Medan - Kepala Kantor Wilayah Kementerian Hukum Sumatera Utara menghadiri kegiatan Konsultasi Publik Rencana Kerja Pemerintah Daerah (RKPD) Provinsi Sumatera Utara yang digelar di Aula Raja Inal Siregar, Kantor Gubernur Sumatera Utara. Kegiatan ini menjadi bagian dari rangkaian penyusunan arah pembangunan daerah Provinsi Sumatera Utara. Kegiatan ini juga turut dihadiri oleh unsur pemerintah pusat, provinsi, serta kabupaten/kota, Kamis (29/01/2026).
Kakanwil Kemenkum Sumut Ignatius Mangantar Tua Silalahi hadir didampingi Kepala Divisi Peraturan Perundang-undangan dan Pembinaan Hukum, Ferry Ferdiansyah. Kehadiran jajaran Kanwil Kemenkum Sumut menunjukkan dukungan terhadap proses perencanaan pembangunan daerah yang melibatkan berbagai pemangku kepentingan.

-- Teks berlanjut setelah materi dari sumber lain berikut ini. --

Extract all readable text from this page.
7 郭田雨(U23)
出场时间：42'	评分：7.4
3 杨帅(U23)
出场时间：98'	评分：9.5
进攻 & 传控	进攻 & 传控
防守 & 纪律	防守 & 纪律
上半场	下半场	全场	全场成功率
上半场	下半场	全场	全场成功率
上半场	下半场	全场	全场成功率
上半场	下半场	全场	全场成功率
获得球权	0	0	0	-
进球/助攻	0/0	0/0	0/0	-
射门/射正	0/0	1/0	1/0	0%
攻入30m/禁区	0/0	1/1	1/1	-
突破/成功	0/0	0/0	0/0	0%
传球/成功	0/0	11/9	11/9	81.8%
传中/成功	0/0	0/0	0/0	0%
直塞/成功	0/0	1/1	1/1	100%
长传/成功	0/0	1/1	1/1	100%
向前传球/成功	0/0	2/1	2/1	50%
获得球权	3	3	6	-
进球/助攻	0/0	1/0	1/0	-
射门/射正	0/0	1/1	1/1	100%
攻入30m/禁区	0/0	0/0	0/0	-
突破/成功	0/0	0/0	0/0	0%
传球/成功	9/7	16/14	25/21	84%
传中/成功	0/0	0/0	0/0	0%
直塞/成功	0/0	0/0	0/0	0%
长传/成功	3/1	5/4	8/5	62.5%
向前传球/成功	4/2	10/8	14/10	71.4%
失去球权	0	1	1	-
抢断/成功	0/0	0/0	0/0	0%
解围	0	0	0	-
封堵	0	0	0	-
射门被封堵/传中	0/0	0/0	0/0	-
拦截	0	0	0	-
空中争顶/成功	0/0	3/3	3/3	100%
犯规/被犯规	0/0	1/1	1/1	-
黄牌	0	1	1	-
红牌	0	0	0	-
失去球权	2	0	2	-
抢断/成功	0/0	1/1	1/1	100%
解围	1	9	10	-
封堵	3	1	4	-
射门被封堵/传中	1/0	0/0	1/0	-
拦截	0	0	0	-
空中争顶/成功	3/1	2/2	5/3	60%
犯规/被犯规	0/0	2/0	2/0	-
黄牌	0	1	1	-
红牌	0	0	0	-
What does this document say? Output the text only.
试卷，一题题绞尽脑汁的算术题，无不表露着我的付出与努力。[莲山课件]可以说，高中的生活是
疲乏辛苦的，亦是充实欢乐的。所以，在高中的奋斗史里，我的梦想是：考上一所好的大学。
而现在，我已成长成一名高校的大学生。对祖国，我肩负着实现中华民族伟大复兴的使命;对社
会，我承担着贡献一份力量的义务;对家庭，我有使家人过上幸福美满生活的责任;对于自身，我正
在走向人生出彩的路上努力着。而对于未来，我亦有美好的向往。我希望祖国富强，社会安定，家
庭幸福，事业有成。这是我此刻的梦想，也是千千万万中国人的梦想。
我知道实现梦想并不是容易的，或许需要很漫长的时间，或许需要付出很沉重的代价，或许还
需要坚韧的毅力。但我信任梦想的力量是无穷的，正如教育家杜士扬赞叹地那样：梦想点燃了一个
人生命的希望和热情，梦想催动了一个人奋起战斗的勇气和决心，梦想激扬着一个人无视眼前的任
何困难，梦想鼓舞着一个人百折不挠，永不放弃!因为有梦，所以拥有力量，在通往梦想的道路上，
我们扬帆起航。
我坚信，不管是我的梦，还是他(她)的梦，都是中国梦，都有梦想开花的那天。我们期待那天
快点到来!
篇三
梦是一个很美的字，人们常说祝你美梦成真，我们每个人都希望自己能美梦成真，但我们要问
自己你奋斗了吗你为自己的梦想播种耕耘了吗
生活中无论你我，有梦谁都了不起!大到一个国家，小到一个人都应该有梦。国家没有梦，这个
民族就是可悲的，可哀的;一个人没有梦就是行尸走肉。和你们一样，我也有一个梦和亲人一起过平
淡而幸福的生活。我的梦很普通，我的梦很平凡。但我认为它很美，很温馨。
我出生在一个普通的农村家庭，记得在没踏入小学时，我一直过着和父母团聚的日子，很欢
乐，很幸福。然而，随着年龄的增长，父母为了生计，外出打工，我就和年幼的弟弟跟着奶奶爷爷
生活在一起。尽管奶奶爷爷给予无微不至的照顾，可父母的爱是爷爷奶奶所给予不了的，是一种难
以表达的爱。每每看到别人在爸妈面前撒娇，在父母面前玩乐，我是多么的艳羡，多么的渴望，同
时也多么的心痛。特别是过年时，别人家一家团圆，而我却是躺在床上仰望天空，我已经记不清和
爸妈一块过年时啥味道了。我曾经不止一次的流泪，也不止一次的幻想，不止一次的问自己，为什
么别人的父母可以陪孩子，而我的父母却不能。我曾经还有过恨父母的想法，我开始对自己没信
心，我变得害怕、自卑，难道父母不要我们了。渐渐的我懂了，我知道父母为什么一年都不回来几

Konsultasi publik RKPD menjadi forum strategis untuk menyelaraskan rencana kerja pemerintah daerah dengan kebutuhan masyarakat. Melalui forum ini, pemerintah daerah menyampaikan gambaran arah pembangunan yang akan dilaksanakan serta membuka ruang masukan dari berbagai unsur.
Gubernur Sumatera Utara Bobby Nasution menegaskan bahwa konsultasi publik ini dilaksanakan untuk memastikan manfaat pembangunan dapat dirasakan langsung oleh masyarakat. “Konsultasi publik ini bukan untuk kita, tapi untuk masyarakat, agar kita bisa merencanakan apa yang benar-benar dapat dirasakan manfaatnya oleh masyarakat,” ujar Bobby. Ia juga menekankan pentingnya keselarasan antarlevel pemerintahan. “Konsultasi publik ini sebagian besar adalah gambaran yang harus kita lakukan agar pembangunan tahun 2027 nanti bisa selaras antara pemerintah pusat, pemerintah provinsi, dan pemerintah kabupaten/kota,” tambahnya.
Kehadiran Kepala Kantor Wilayah Kementerian Hukum Sumatera Utara bersama Kepala Divisi P3H dalam kegiatan ini mencerminkan komitmen Kanwil Kemenkum Sumut untuk mendukung perencanaan pembangunan daerah yang berlandaskan kepastian hukum, harmonisasi regulasi, serta sinergi lintas sektor. Melalui partisipasi aktif dalam konsultasi publik RKPD ini, Kanwil Kemenkum Sumut berharap perencanaan pembangunan ke depan dapat berjalan terarah, inklusif, dan berdampak langsung pada peningkatan kesejahteraan masyarakat.